Book Review – Safe Strategies for Financial Freedom

Picked up Safe Strategies for Financial Freedom over the weekend. Really good book. I wish I had read it a few years ago. Its been on my book list for ages but I never got around to buying it.

One of the things I believe might happen is the devaluation of the dollar. This book has also voiced similar concerns[even though it was written in 2003] and it has some strategies to hedge against this. One is to buy gold. Another is to invest in foriegn currencies. And unlike other books which leave you hanging, you tells you how to invest in foreign currencies. It recommends looking in to EverBank for this purpose. This company allows you to buy CDs in different currencies. The 3 month Australian CD offers over 4%, the 3 month New Zealand CD offers 6% and the Icelandic CD offers a whopping 8%.
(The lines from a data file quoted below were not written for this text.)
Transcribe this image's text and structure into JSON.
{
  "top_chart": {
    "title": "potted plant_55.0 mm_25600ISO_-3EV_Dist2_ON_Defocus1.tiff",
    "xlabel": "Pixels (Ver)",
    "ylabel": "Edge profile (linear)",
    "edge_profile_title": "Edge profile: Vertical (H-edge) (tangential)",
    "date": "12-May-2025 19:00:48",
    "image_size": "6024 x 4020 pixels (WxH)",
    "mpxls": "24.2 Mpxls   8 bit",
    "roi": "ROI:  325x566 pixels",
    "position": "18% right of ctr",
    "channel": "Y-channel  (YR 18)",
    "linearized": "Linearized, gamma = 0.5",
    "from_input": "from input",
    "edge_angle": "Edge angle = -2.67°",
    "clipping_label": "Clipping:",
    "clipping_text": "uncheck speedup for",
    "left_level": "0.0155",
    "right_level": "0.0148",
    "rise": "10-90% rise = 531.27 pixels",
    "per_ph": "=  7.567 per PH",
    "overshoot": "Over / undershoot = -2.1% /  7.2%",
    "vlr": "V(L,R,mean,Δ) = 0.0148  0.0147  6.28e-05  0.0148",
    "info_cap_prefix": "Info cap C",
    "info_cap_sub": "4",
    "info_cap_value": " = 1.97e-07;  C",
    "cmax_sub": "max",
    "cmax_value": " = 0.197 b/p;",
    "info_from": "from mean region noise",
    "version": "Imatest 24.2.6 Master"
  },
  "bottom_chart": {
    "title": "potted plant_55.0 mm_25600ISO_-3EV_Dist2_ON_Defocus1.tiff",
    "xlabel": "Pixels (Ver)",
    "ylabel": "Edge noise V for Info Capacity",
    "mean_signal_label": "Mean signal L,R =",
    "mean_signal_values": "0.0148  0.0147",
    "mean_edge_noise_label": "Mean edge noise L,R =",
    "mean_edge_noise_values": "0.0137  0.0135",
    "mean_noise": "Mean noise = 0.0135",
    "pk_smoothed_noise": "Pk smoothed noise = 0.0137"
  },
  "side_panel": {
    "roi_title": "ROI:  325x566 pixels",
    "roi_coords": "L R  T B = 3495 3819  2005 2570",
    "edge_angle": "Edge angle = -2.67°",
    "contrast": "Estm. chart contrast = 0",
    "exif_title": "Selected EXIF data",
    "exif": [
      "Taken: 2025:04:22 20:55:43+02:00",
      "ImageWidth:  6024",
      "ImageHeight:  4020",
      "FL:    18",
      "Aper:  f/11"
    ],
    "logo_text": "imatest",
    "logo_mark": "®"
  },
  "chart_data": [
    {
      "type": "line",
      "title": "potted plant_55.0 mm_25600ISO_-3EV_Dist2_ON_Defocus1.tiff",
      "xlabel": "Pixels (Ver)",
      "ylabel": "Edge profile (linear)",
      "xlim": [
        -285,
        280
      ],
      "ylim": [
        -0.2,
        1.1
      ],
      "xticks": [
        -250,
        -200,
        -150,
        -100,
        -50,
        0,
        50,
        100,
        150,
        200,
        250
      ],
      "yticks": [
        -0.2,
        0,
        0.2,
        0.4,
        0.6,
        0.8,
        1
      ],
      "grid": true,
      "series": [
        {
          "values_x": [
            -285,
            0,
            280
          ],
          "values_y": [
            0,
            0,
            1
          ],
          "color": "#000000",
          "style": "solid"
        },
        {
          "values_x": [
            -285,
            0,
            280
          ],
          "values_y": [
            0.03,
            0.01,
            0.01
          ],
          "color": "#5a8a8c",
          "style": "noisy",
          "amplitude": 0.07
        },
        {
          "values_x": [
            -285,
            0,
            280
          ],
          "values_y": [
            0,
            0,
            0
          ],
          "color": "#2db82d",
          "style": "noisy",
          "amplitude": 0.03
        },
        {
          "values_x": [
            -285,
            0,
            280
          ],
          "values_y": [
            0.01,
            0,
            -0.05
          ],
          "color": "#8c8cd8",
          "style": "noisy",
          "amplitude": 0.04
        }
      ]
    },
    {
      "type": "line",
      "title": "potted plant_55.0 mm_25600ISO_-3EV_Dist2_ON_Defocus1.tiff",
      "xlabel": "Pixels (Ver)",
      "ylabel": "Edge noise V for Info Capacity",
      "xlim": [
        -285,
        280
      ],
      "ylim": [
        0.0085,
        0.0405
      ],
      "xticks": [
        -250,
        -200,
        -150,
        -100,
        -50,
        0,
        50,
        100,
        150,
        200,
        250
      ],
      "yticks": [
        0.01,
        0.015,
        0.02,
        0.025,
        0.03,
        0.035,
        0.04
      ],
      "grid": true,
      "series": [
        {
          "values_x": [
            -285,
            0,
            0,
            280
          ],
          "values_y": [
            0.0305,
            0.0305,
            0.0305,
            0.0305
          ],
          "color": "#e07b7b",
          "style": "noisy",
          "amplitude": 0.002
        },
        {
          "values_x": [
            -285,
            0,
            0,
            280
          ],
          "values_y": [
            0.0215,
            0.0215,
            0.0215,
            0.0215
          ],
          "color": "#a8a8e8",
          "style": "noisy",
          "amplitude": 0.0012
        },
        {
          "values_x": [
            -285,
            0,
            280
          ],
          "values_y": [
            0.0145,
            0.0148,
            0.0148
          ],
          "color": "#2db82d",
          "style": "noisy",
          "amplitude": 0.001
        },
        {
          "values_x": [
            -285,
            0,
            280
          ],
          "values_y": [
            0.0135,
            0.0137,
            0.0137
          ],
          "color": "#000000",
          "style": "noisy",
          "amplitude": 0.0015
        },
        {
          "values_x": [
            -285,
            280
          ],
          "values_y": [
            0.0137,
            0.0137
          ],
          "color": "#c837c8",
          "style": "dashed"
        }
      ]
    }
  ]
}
Another thing the book mentions is that Australia is a gold producing country and we can expect its currency to strengthen against the dollar because of this. It mentions why the dollar is likely to devalue and its pretty interesting. If you invest in the Australian CD through everbank and it strengthen’s against the dollar, not only do you get a 4% return, you also get some capital appreciation.

Also has some good debt reduction tips and offers encouragement to the readers to gain financial freedom.

The authors suggest that you always want to invest in the stock market when interest rates are dropping and get out or short the market while interest rates are climbing. Ok, its slightly more complex than that, but thats the gist. In inflationary times they recommend investing in real estate, gold and collectibles[like rare coins and stamps]. Since I don’t currently invest much in the stock market I skimmed through the section on stock investing. Sounds pretty basic, and they wants you to sign up for some advanced training offered through their websites:www.investmentu.com and www.iitm.com.

On the whole I thoght it was a very good book on general strategies and when to implement them. But don’t be taken in by the simplicity of the strategies. If it was that easy, everyone would be rich!